Approved investment vs real investment
The Council for the Development of Cambodia (CDC), the government body in charge of approving investments, publicly releases statistics for approved investment only. These indeed show that Koreans became Cambodia’s second investors in 2008 with over $1.2 billion and even, after a post-crisis slump in 2009, its top investor for the first quarter in 2010 with more than $1.02 billion. However, approved investment does not equate with an actual one.

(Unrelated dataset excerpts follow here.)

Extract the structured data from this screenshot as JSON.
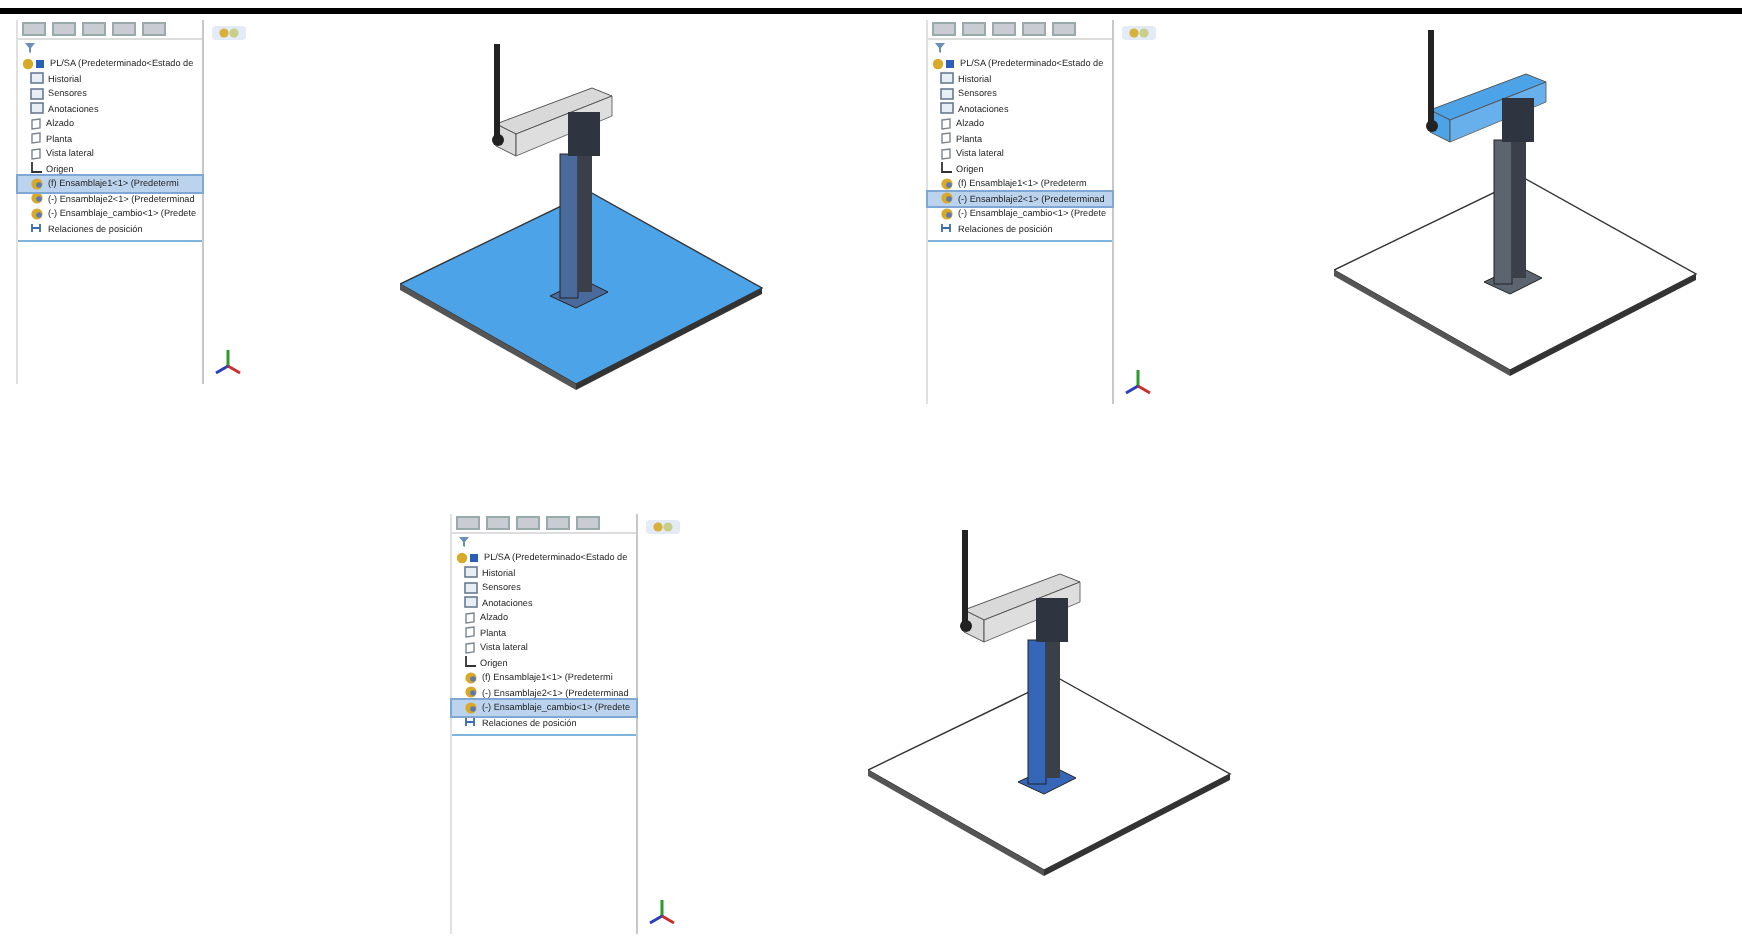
{
  "screens": [
    {
      "plate_highlighted": true,
      "arm_highlighted": false,
      "base_highlighted": false,
      "tree": [
        {
          "label": "PL/SA (Predeterminado<Estado de",
          "kind": "part",
          "selected": false,
          "children": [
            {
              "label": "Historial",
              "kind": "folder",
              "selected": false
            },
            {
              "label": "Sensores",
              "kind": "folder",
              "selected": false
            },
            {
              "label": "Anotaciones",
              "kind": "folder",
              "selected": false
            },
            {
              "label": "Alzado",
              "kind": "plane",
              "selected": false
            },
            {
              "label": "Planta",
              "kind": "plane",
              "selected": false
            },
            {
              "label": "Vista lateral",
              "kind": "plane",
              "selected": false
            },
            {
              "label": "Origen",
              "kind": "origin",
              "selected": false
            },
            {
              "label": "(f) Ensamblaje1<1> (Predetermi",
              "kind": "assembly",
              "selected": true
            },
            {
              "label": "(-) Ensamblaje2<1> (Predeterminad",
              "kind": "assembly",
              "selected": false
            },
            {
              "label": "(-) Ensamblaje_cambio<1> (Predete",
              "kind": "assembly",
              "selected": false
            },
            {
              "label": "Relaciones de posición",
              "kind": "mates",
              "selected": false
            }
          ]
        }
      ]
    },
    {
      "plate_highlighted": false,
      "arm_highlighted": true,
      "base_highlighted": false,
      "tree": [
        {
          "label": "PL/SA (Predeterminado<Estado de",
          "kind": "part",
          "selected": false,
          "children": [
            {
              "label": "Historial",
              "kind": "folder",
              "selected": false
            },
            {
              "label": "Sensores",
              "kind": "folder",
              "selected": false
            },
            {
              "label": "Anotaciones",
              "kind": "folder",
              "selected": false
            },
            {
              "label": "Alzado",
              "kind": "plane",
              "selected": false
            },
            {
              "label": "Planta",
              "kind": "plane",
              "selected": false
            },
            {
              "label": "Vista lateral",
              "kind": "plane",
              "selected": false
            },
            {
              "label": "Origen",
              "kind": "origin",
              "selected": false
            },
            {
              "label": "(f) Ensamblaje1<1> (Predeterm",
              "kind": "assembly",
              "selected": false
            },
            {
              "label": "(-) Ensamblaje2<1> (Predeterminad",
              "kind": "assembly",
              "selected": true
            },
            {
              "label": "(-) Ensamblaje_cambio<1> (Predete",
              "kind": "assembly",
              "selected": false
            },
            {
              "label": "Relaciones de posición",
              "kind": "mates",
              "selected": false
            }
          ]
        }
      ]
    },
    {
      "plate_highlighted": false,
      "arm_highlighted": false,
      "base_highlighted": true,
      "tree": [
        {
          "label": "PL/SA (Predeterminado<Estado de",
          "kind": "part",
          "selected": false,
          "children": [
            {
              "label": "Historial",
              "kind": "folder",
              "selected": false
            },
            {
              "label": "Sensores",
              "kind": "folder",
              "selected": false
            },
            {
              "label": "Anotaciones",
              "kind": "folder",
              "selected": false
            },
            {
              "label": "Alzado",
              "kind": "plane",
              "selected": false
            },
            {
              "label": "Planta",
              "kind": "plane",
              "selected": false
            },
            {
              "label": "Vista lateral",
              "kind": "plane",
              "selected": false
            },
            {
              "label": "Origen",
              "kind": "origin",
              "selected": false
            },
            {
              "label": "(f) Ensamblaje1<1> (Predetermi",
              "kind": "assembly",
              "selected": false
            },
            {
              "label": "(-) Ensamblaje2<1> (Predeterminad",
              "kind": "assembly",
              "selected": false
            },
            {
              "label": "(-) Ensamblaje_cambio<1> (Predete",
              "kind": "assembly",
              "selected": true
            },
            {
              "label": "Relaciones de posición",
              "kind": "mates",
              "selected": false
            }
          ]
        }
      ]
    }
  ]
}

In contrast to the CDC, the Korean Export-Import Bank publishes data for both approved and actual investments. While its figures confirm that Korean investment to Cambodia have experienced a genuine boom over the last decade, they also reveal a consistent discrepancy between approved and real investment. At times, the difference is quite significant, especially for the so-called record years for Korean investment, which actually saw real investment at a third less than the approved levels in 2007 ($629 million vs $829 million) and less than half in 2008 ($526 million vs $1.2 billion). For the first half of 2011, actual investment paled at $45 million compared to a $1.1 billion approved figure, which resulted from a surge of more than $1 billion of approved investment in the Cambodian mining sector.
What does this mean?
This difference means that while Koreans investors have - and continue to - apply for projects in Cambodia, their interest may remain as “virtual capital” and fail to translate into real developments on the ground. One such example is provided by Korean company Booyoung. While it has acquired various plots of land in Phnom Penh for real estate development projects, the land has not seen any construction take place for a few years already.

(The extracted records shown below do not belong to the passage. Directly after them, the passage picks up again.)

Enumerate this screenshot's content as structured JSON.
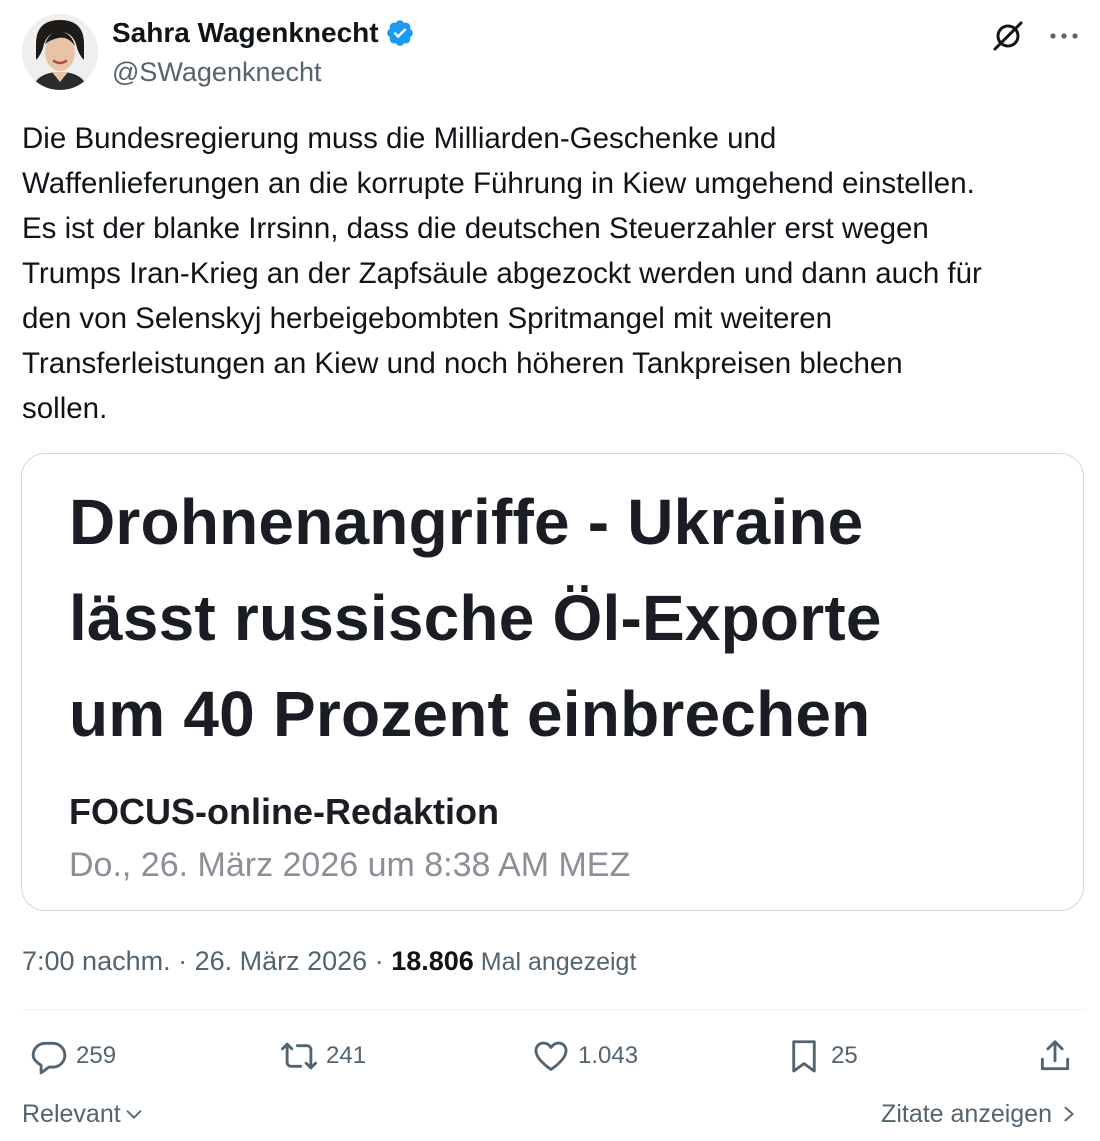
{
  "author": {
    "name": "Sahra Wagenknecht",
    "handle": "@SWagenknecht",
    "verified_icon": "verified-badge-icon",
    "verified_color": "#1d9bf0"
  },
  "tweet": {
    "lines": [
      "Die Bundesregierung muss die Milliarden-Geschenke und",
      "Waffenlieferungen an die korrupte Führung in Kiew umgehend einstellen.",
      "Es ist der blanke Irrsinn, dass die deutschen Steuerzahler erst wegen",
      "Trumps Iran-Krieg an der Zapfsäule abgezockt werden und dann auch für",
      "den von Selenskyj herbeigebombten Spritmangel mit weiteren",
      "Transferleistungen an Kiew und noch höheren Tankpreisen blechen",
      "sollen."
    ]
  },
  "card": {
    "headline_lines": [
      "Drohnenangriffe - Ukraine",
      "lässt russische Öl-Exporte",
      "um 40 Prozent einbrechen"
    ],
    "author": "FOCUS-online-Redaktion",
    "date": "Do., 26. März 2026 um 8:38 AM MEZ"
  },
  "meta": {
    "time": "7:00 nachm.",
    "sep1": " · ",
    "date": "26. März 2026",
    "sep2": " · ",
    "views_count": "18.806",
    "views_label": " Mal angezeigt"
  },
  "actions": {
    "replies": "259",
    "reposts": "241",
    "likes": "1.043",
    "bookmarks": "25"
  },
  "footer": {
    "sort_label": "Relevant",
    "quotes_label": "Zitate anzeigen"
  },
  "colors": {
    "text": "#0f1419",
    "secondary": "#536471",
    "border": "#cfd9de"
  }
}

On their own, approved investment figures reflect foreign interest in the investing opportunities offered by a country. But they fail to provide an accurate picture of the actual economic contribution made by foreign investors. The discrepancy between approved and real investments appears to indicate that the actual magnitude and impact of Korean investment in Cambodia might have been overstated, especially its flagship involvement in the real estate and construction sectors where this gap was starkest. It also raises questions over the quality of those projects that are approved but not realized and how solid they actually were.
In this regard, a look at various Korean projects highlights some troubling issues. Progress has stalled at Camko City since the end of 2010, with questions arising over the project’s future when its main financial backer was engulfed in a large corruption scandal in Korea.
The two case studies examined for this research also failed to meet their business goals. MH Ethanol suspended operations at its biofuel factory barely two years after its start. Kenertec pulled out of the country without any major development of its mining concessions, after its mother company was involved in a corruption scandal and went bankrupt. In addition, a closer look at these cases revealed a troubling record of being associated with the Cambodian military and causing land disputes and/or environmental pollution, with no proper remedy for those communities who suffered negative impact.
A need for closer scrutiny
Of course, it is not suggested here that the reviewed case studies are representative of Korean investments at large. However, it is believed that they illustrate the issues that may and do arise in the context of foreign investment in Cambodia, concerning both business performances and the potential or actual impact at the local level.
Despite its frequent portrayal as an “emerging investment destination”, Cambodia offers persisting challenges to investors as a country still plagued with serious transparency and governance issues, which effect businesses are not immune from. In addition, the fate of some Korean projects in Cambodia raises questions relating directly to the Korean corporate world. Looking at the corruption scandals that affected Kenertec or more recently Camko City, one wonders whether mismanagement and a lack of transparency within certain Korean companies may not facilitate the inception of unrealistic or ill-prepared investment projects overseas.
Foreign investment can and should play a role in the development of an impoverished country such as Cambodia. However, this can only happen where there is sound investment, strong accountability, and their cornerstone, public transparent information. At the extreme opposite, flimsy or irresponsible investors may not only fail to make a meaningful contribution to the economy, but also damage the image and reputation of their company but Korea itself too.